The Misuse of AI: ChatGPT and Unfair Advantage in Assessment Tests

A little while ago, our team at Zoftify advertised for a project manager role. As part of our standard process, we included three moderately challenging take-home questions to give us an initial impression of the candidates’ abilities.

These questions aren't rocket science for someone with hands-on experience with client projects. They're a handy way to weed out the 'shotgun' applicants, saving us and them precious time.

Typically, only about 15-20% of applicants produce satisfactory answers, moving them on to the next stage. But that was before ChatGPT entered the scene.

When something is not alright

Surprisingly, in 2023, everyone's become an expert. This is especially noticeable among our applicants — 65% of them, to be exact.

That’s right. We began receiving four times as many applications with competently answered qualification questions. It was a result we'd normally celebrate, but something didn't feel right.

We had a feeling that AI was the reason. And sure enough, our suspicions coincided with the burgeoning popularity of ChatGPT.

ChatGPT's imperfections

Our qualification questions operate on a straightforward principle: there's no single correct answer, allowing for a range of responses. We aim to evaluate two things: the candidates' understanding of the topic and their thinking process.

One task, for example, involves responding to a hypothetical email from a client with a complicated request. Interestingly, we started noticing a striking similarity in most candidates' responses. Different wording, same problem-solving approach.

This brings us to a limitation of the current version of ChatGPT. As OpenAI CEO Sam Altman pointed out:

It’s still limited, and it seems more impressive on first use than it does after you spend more time with it.

— Sam Altman

I've come to see this as well. ChatGPT tends to deliver similar results, just dressed up differently.
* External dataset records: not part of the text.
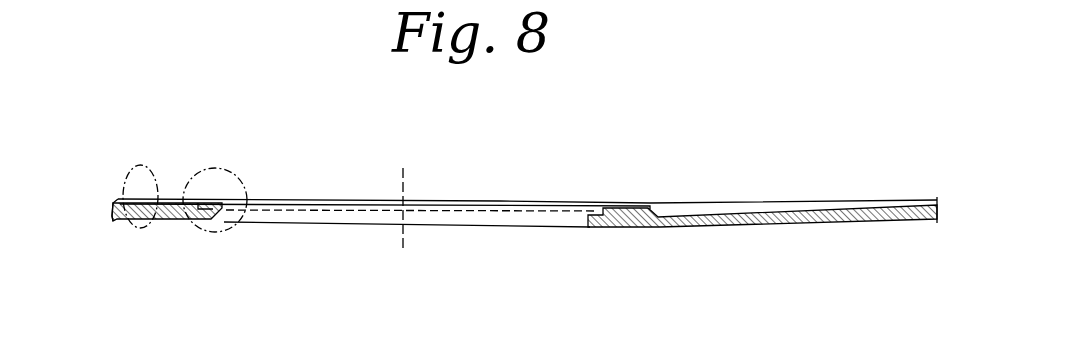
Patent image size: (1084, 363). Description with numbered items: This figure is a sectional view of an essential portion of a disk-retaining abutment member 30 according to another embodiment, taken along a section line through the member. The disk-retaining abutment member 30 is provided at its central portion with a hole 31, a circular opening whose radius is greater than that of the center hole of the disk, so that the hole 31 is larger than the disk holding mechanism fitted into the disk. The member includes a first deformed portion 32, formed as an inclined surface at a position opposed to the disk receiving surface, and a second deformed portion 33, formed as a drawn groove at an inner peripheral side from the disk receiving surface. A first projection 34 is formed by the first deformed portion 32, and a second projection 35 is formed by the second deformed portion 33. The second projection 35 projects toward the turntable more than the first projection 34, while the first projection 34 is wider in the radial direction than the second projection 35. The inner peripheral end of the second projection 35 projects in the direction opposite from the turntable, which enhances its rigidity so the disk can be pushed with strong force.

The disk-retaining abutment member 30 is at (120, 199).
The hole 31 is at (357, 210).
The first deformed portion 32 is at (146, 163).
The second deformed portion 33 is at (228, 168).
The first projection 34 is at (162, 219).
The second projection 35 is at (203, 220).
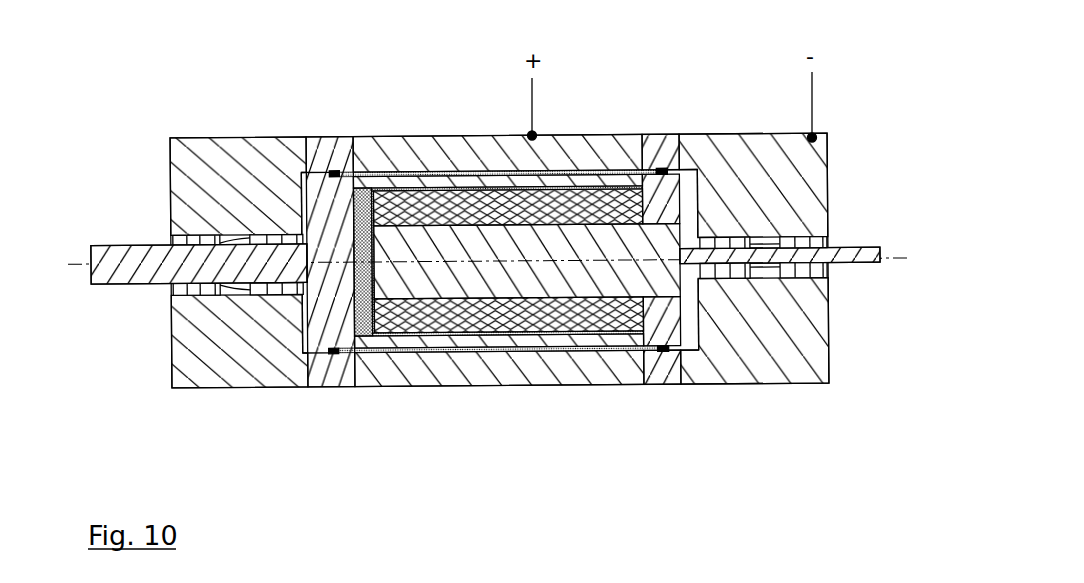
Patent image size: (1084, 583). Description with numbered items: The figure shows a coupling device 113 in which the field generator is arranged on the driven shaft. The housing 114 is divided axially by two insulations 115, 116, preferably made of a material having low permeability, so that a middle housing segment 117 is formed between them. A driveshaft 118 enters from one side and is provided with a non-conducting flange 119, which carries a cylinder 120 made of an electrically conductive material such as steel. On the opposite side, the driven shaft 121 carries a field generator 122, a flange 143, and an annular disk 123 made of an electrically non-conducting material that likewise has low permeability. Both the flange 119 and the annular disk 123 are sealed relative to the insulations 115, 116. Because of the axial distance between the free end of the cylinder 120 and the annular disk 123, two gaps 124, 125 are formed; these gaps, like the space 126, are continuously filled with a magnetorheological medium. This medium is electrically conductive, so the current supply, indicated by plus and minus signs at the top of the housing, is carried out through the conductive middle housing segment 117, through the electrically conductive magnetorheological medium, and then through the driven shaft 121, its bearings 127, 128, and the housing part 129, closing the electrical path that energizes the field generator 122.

The device 113 is at (213, 113).
The housing 114 is at (718, 126).
The insulation 115 is at (338, 140).
The insulation 116 is at (657, 148).
The middle housing segment 117 is at (578, 148).
The driveshaft 118 is at (135, 253).
The non-conducting flange 119 is at (327, 327).
The cylinder 120 is at (549, 337).
The driven shaft 121 is at (865, 258).
The field generator 122 is at (418, 190).
The annular disk 123 is at (670, 202).
The gap 124 is at (500, 350).
The gap 125 is at (612, 338).
The space 126 is at (355, 268).
The bearing 127 is at (740, 273).
The bearing 128 is at (813, 272).
The housing part 129 is at (810, 368).
The flange 143 is at (376, 293).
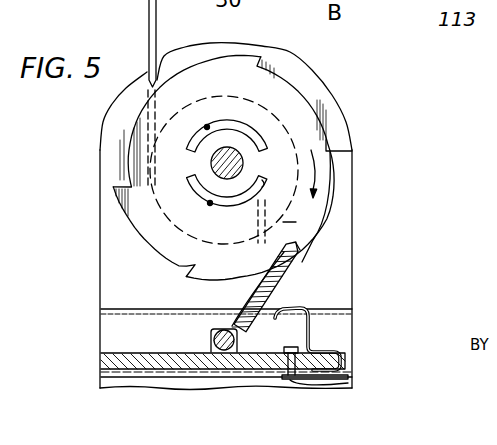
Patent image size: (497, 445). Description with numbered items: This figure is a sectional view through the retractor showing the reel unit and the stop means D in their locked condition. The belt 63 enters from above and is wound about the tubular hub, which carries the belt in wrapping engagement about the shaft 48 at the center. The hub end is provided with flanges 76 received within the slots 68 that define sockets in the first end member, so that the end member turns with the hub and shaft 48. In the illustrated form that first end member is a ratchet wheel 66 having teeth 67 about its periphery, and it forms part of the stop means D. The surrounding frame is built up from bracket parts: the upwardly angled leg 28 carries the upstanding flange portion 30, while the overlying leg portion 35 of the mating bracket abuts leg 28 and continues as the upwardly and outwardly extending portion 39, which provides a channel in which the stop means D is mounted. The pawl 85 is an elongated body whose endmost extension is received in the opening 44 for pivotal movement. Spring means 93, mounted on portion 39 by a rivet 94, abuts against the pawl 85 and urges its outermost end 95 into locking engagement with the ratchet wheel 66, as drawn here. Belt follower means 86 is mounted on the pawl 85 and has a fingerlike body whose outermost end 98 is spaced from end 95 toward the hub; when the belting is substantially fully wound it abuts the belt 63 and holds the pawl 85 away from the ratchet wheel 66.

Many people just haven’t realized this yet.

Tackling the use of generative AI in assessment tests

The pressing question is how to spot candidates who game assessment tests using ChatGPT, and what to do about it. In other words, how do we ensure we're hiring real talent, not posers riding the AI wave?

Don't get me wrong — ChatGPT is a fantastic tool. I have no issue with candidates using it to help articulate their knowledge. If they draft their responses and then turn to ChatGPT for some language polishing, that's a clever use of modern tools.

But those who merely feed our questions into ChatGPT and submit the AI's responses as is — they're not worth your time.

After filtering through close to 300 applications, our team has refined our approach to weed out the cheaters:

We review all applications and their responses.
We spot and discard any matching responses — around 40% of what we get. They're surprisingly easy to spot, thanks to specific unnecessary details ChatGPT likes to include.
We cross-reference the remaining high-quality responses with other candidate information—CVs, cover letters, shared links, and experience. If there's a glaring mismatch between the candidate's experience and their superb answers, they are rejected.
Finally, we hold an intro call with the shortlisted candidates. We pose the same question but in a different context. If their verbal response falls short of their written one, that's a red flag.

We've also tweaked our assessment tests:

We've scrapped all closed-ended questions.
Our questions now revolve around practical, real-life examples, no more theoretical scenarios.
We provide a detailed context or backstory for the task and then ask candidates to generate ideas based on this setting.

Final thoughts

Just like any technological innovation, ChatGPT is a mixed bag. It's capable of delivering immense benefits while simultaneously raising complex challenges. It's clear that companies, particularly those recruiting remotely, must recalibrate their candidate evaluation processes to navigate this new landscape.

Organizations need to reconsider their candidate assessment strategies. They should zero in on those individuals who infuse their unique flavor into the qualification process. If AI can do the job a candidate does at the same level, what's the rationale behind hiring them in the first place?

What truly distinguishes us from AI is our individuality and creativity. This is what will always make humans valuable in the workforce.